An FBT-rebatable employer may also offer a tax benefit, though it’s likely to be noticeably smaller than what you’d receive from an exempt business. However, if your place of work doesn’t fit into either of these categories, there’s no good reason for you to attempt to salary sacrifice your mortgage.

If you can salary sacrifice mortgage repayments and decide to do so, it’s advisable to consult an accountant or tax professional, as this area of Australian taxation law is complex and each person is different.

Mortgage salary sacrifice frequently asked questions

What happens to my salary sacrifice if I change jobs?

This depends on the industry you’re moving into. If you’re switching from one FBT-exempt organisation to another and your new employer offers mortgage salary sacrificing, you can essentially pick up where you left off.

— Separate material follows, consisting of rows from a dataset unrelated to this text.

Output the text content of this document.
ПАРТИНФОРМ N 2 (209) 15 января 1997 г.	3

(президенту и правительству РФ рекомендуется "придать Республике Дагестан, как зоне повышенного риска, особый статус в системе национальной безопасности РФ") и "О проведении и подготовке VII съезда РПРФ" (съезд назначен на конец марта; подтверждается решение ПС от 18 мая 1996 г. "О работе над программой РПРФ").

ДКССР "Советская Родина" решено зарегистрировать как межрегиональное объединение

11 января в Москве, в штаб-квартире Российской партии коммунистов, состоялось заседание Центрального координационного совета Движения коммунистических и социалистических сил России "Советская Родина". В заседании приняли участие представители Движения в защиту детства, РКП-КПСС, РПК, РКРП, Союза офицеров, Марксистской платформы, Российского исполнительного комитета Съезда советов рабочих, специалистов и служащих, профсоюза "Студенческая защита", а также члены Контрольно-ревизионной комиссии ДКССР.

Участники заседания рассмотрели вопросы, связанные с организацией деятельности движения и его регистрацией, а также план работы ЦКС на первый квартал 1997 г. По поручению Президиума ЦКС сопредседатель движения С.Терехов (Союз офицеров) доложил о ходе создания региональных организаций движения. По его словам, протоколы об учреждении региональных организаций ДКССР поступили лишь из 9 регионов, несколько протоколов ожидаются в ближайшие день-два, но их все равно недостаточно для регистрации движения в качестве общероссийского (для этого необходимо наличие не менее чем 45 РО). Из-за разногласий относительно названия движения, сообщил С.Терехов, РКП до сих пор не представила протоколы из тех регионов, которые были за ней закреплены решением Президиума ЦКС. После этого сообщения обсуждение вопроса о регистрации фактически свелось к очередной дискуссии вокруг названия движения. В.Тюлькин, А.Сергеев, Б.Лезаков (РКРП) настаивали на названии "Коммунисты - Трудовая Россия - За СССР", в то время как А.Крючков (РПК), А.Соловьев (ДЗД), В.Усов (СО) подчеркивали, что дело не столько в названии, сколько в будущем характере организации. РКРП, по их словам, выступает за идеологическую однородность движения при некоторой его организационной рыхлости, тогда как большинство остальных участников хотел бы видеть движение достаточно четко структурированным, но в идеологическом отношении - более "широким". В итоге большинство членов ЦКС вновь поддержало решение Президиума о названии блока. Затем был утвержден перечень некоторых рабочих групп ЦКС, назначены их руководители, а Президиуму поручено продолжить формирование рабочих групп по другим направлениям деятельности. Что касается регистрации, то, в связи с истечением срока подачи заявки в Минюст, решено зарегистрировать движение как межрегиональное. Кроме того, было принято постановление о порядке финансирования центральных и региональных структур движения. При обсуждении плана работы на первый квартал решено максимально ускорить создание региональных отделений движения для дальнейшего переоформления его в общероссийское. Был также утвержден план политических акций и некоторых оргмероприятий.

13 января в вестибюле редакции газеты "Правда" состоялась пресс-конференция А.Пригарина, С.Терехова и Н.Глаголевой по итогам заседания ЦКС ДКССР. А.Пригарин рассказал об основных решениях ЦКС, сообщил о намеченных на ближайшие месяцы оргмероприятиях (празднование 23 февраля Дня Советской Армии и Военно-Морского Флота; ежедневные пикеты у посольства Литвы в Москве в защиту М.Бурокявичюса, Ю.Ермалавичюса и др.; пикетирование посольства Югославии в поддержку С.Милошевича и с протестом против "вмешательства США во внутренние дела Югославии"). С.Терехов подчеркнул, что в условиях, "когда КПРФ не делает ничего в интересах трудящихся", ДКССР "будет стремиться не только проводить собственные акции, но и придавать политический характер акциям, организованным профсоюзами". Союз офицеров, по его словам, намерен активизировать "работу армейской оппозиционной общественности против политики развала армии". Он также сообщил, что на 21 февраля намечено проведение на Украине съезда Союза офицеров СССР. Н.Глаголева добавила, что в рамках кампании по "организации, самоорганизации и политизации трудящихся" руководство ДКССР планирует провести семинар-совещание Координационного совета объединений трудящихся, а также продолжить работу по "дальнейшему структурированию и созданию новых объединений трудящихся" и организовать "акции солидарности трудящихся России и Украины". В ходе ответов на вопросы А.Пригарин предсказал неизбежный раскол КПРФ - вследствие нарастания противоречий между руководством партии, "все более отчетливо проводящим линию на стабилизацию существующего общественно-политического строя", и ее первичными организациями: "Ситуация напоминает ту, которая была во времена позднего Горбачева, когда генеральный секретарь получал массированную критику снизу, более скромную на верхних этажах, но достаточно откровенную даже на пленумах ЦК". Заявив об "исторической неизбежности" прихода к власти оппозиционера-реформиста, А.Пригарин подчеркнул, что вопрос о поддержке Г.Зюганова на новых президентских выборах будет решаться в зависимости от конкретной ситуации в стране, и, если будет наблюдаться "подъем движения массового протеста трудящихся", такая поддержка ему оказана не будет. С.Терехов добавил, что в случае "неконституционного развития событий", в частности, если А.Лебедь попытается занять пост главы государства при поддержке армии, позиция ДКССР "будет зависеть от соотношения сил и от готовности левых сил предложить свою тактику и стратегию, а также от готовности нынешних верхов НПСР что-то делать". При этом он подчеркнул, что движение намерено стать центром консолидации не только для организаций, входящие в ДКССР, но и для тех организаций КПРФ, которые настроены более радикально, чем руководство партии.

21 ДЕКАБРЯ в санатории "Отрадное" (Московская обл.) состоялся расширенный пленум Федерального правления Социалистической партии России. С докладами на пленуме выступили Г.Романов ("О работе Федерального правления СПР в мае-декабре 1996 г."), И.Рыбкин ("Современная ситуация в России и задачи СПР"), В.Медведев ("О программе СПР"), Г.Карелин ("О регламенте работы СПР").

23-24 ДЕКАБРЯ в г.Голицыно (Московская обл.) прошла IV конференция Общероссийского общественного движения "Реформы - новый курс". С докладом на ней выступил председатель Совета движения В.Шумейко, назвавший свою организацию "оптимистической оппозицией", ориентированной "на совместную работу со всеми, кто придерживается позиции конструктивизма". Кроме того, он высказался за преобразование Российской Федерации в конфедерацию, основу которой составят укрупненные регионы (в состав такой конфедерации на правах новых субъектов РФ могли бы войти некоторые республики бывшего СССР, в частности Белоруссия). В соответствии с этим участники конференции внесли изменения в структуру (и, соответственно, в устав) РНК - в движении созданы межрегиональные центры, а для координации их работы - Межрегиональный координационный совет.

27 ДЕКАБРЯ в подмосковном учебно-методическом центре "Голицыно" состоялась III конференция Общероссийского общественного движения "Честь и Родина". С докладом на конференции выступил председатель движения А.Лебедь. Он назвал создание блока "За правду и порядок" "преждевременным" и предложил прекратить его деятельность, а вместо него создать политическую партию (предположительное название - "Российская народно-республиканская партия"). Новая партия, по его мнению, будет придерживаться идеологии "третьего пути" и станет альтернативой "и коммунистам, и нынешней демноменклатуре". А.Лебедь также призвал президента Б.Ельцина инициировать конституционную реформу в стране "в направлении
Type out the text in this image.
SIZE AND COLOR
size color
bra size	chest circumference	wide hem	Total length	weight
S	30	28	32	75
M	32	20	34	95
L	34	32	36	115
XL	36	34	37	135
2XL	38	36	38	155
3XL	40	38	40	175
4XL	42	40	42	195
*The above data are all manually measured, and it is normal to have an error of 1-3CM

However, if your new employer isn’t FBT-exempt or doesn’t offer mortgage salary sacrificing, you’ll have to stop salary sacrificing and start paying off your home loan as normal out of your post-tax income. If you need to change the terms of your loan because of this, you may look at refinancing your mortgage as an option.

Can I salary sacrifice as a first homebuyer?

Yes – first homebuyers can salary sacrifice their mortgage payments. However, if you’re saving for your first home, you can also salary sacrifice towards their mortgage deposit through the first home super saver (FHSS) scheme.

Through the FHSS scheme, you can make voluntary super contributions which are taxed at a lower rate of 15% and withdraw those funds when you’re ready to buy your home. You can pay up to $15,000 per year (and up to $50,000 overall) into your super this way. You can withdraw up to 85% of salary sacrifice contributions made in this way.